— Перестань, — сказал я, снова одернул брата, на что тот посмотрел на меня в упор с недоумением. — Перестань её искать. Оставь, Артём.
— Ты о чем?
— Не надо сейчас делать из меня идиота, Воронов. Я вижу и прекрасно понимаю вот эти эмоции на лице, которые прямо сейчас отразились на твоем лице, — объяснил я. Артём попятился назад, совсем поникнув. Глаза заблестели некоторой яростью, вперемешку со злостью.
— Это не то, Серёг. Твои эмоции и чувства не сравнимы с моими. Я зол и чертовски дезориентирован ее побегом. Я хочу знать…, — голос брата надорвался, и она замолк, — просто хочу убедиться, что ее спонтанное решение было не опрометчивым.
— Варя – девушка не предсказуемая, Воронов. Тем более, что ее отец – Седой, тебя особенно не жаловал. Она сделала то, что сделала любая другая любящая женщина – сбежала от всего. Отец ее до сих пор ищет. Не ты один.
Воронов ничего не ответил, а снова погрузился в свой смартфон, вновь отдаляясь от меня. Тема о Варе была слишком горячей для брата; он не переболел ею. Я посмотрел на свои часы, отмечая, что София слегка задерживалась. Мы тут с Вороновым минут пятнадцать разговаривали, а она так и не появилась. Оставив брата, я направился на второй этаж. В длинном коридоре Софии не было, дверь в уборную не заперта. А вот… слегка приоткрытая створка в мою личную библиотеку и по совместительству мой кабинет – приоткрыта. Я был в замешательстве, потому что от дочери Решетова можно было ждать всё, что угодно. Вдруг сам мой партнер намеренно ее послал разведать о моих посторонних делах.
Подойдя к своему кабинету, я не стал шуметь и влетать, излучая ярость за вторжение. Я решил, что сначала было бы здорово увидеть, чем София заинтересовалась, что позабыла о вечере и званном ужине. С минуту на минуту официанты начнут приглашать гостей к столу. Еще немного приоткрыв двери, я затаил дыхание: София держала в руке фоторамку с моими родными. Она внимательно разглядывала фотографию и поглаживала по стеклу лица, смотревшие на нее. Бросив резко взгляд на рабочий стол, отметил, что все стоит на своих местах. Я до мозга педантичный, и потому всегда знал, где и что лежало на столе при моем уходе из кабинета. Да, это патология, но она сформировалась благодаря тому, что в моей жизни не всегда были богатства и роскошь, а главное власть и жажда преумножать ее всеми возможными способами.

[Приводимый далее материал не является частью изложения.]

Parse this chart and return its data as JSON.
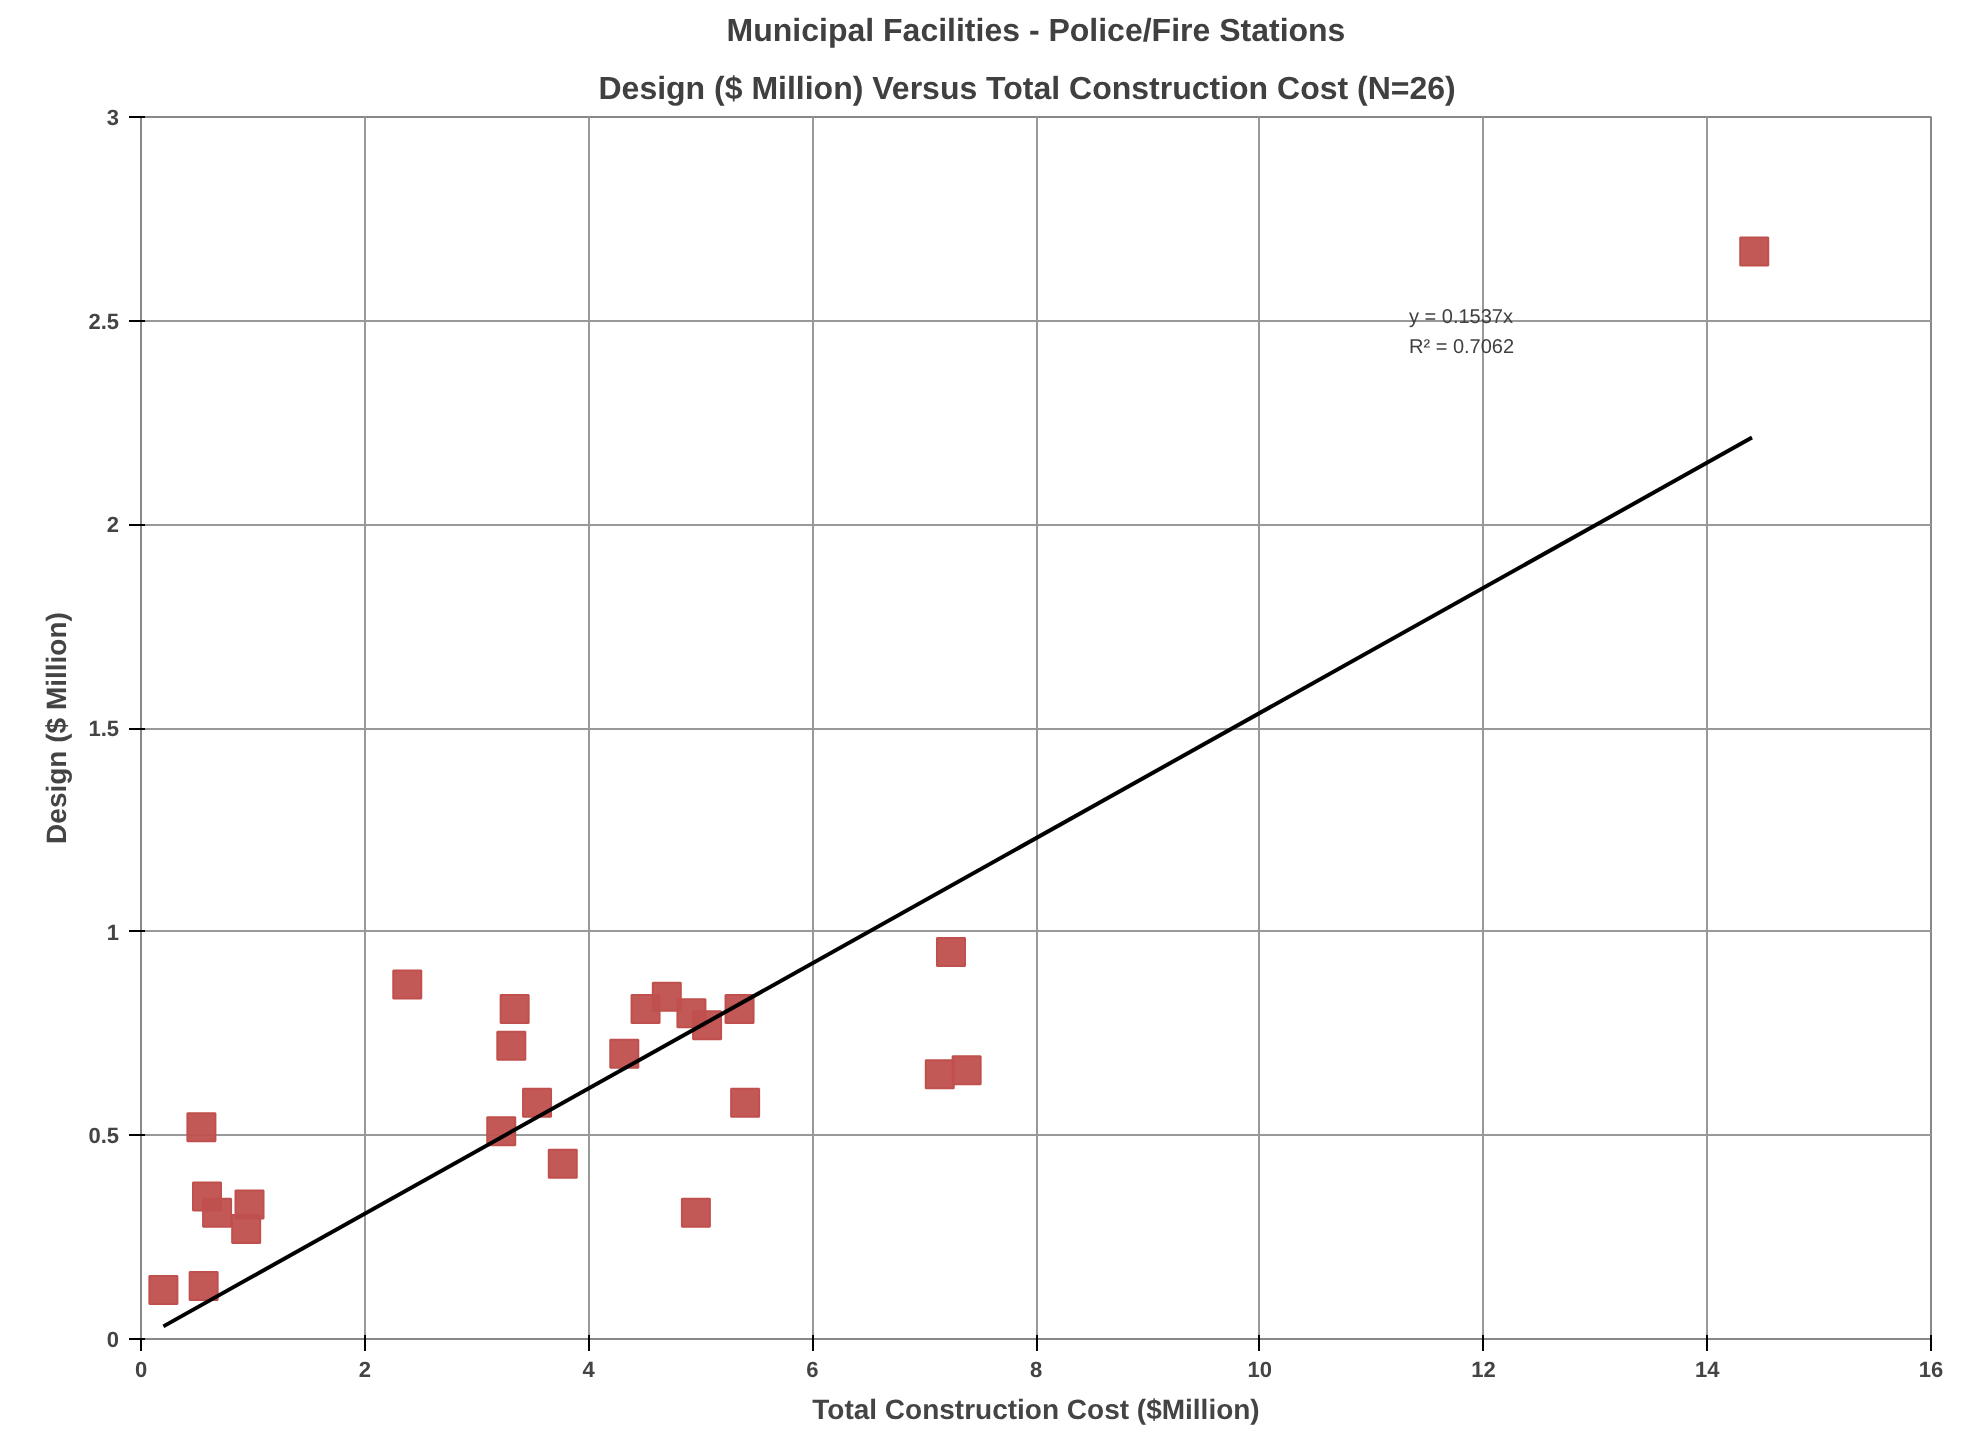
{
  "chart_data": {
    "type": "scatter",
    "title": "Municipal Facilities - Police/Fire Stations",
    "subtitle": "Design  ($ Million) Versus Total Construction Cost  (N=26)",
    "xlabel": "Total Construction Cost ($Million)",
    "ylabel": "Design ($ Million)",
    "x": [
      0.2,
      0.56,
      0.54,
      0.59,
      0.68,
      0.97,
      0.94,
      2.38,
      3.34,
      3.31,
      3.22,
      3.54,
      3.77,
      4.32,
      4.51,
      4.7,
      4.92,
      5.06,
      5.35,
      5.4,
      4.96,
      7.24,
      7.14,
      7.38,
      14.42
    ],
    "series": [
      {
        "color": "#c0504d",
        "marker": "square",
        "values": [
          0.12,
          0.13,
          0.52,
          0.35,
          0.31,
          0.33,
          0.27,
          0.87,
          0.81,
          0.72,
          0.51,
          0.58,
          0.43,
          0.7,
          0.81,
          0.84,
          0.8,
          0.77,
          0.81,
          0.58,
          0.31,
          0.95,
          0.65,
          0.66,
          2.67
        ]
      },
      {
        "type": "line",
        "color": "#000000",
        "x": [
          0.2,
          14.4
        ],
        "values": [
          0.031,
          2.213
        ],
        "marker": "none"
      }
    ],
    "annotations": [
      "y = 0.1537x",
      "R² = 0.7062"
    ],
    "xlim": [
      0,
      16
    ],
    "ylim": [
      0,
      3
    ],
    "xticks": [
      0,
      2,
      4,
      6,
      8,
      10,
      12,
      14,
      16
    ],
    "yticks": [
      0,
      0.5,
      1,
      1.5,
      2,
      2.5,
      3
    ],
    "grid": true
  }
}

— Вижу, ты совсем не уборную искала, — тон моего голоса резонировал с тишиной. София так испугалась, что ненароком выронила фоторамку и та приземлилась на пол. Треск разбитого стекла эхом отразился по комнате, а мое сердце снова раскололось на части. Я сжал кулаки и стиснул зубы. Дочь Решетова попятилась назад, широко распахнув глаза.
— Прошу прощения, — едва шевеля губами, произнесла София. Затем склонилась к полу и начала голыми руками собирать осколки, осторожно вынимая из-под них фотографию. Я мигом оказался рядом и тоже склонился. Перехватив ее кисти, побудил остановиться и взглянуть мне в глаза. — Сергей Иванович, я…, — девушка побледнела, и я почувствовал, как она задрожала в моей крепкой хватке.
— Брось стёкла, — приказал я, выхватив из ее руки то, что было мне дорого. Встал, а София не спешила и продолжала собирать осколки. — Перестань. Я пришлю служанку.
— Я так виновата, — пролепетала она. — Ай! — воскликнула и тут же вскочила на ноги. Я нахмурился и подошел вплотную к ней. София прижала сжавшую в кулак руку к груди, а по внешней стороне локтя дорожкой пошла кровь и заляпался каплями ее серебристое платье. Шипя от боли, она начала бурчать себе под нос и ругаться саму себя, что ее любопытство никогда не доведет ее до добра. Именно так и есть. Спрятав фото в карман пиджака, я свирепо и гортанно выдохнул.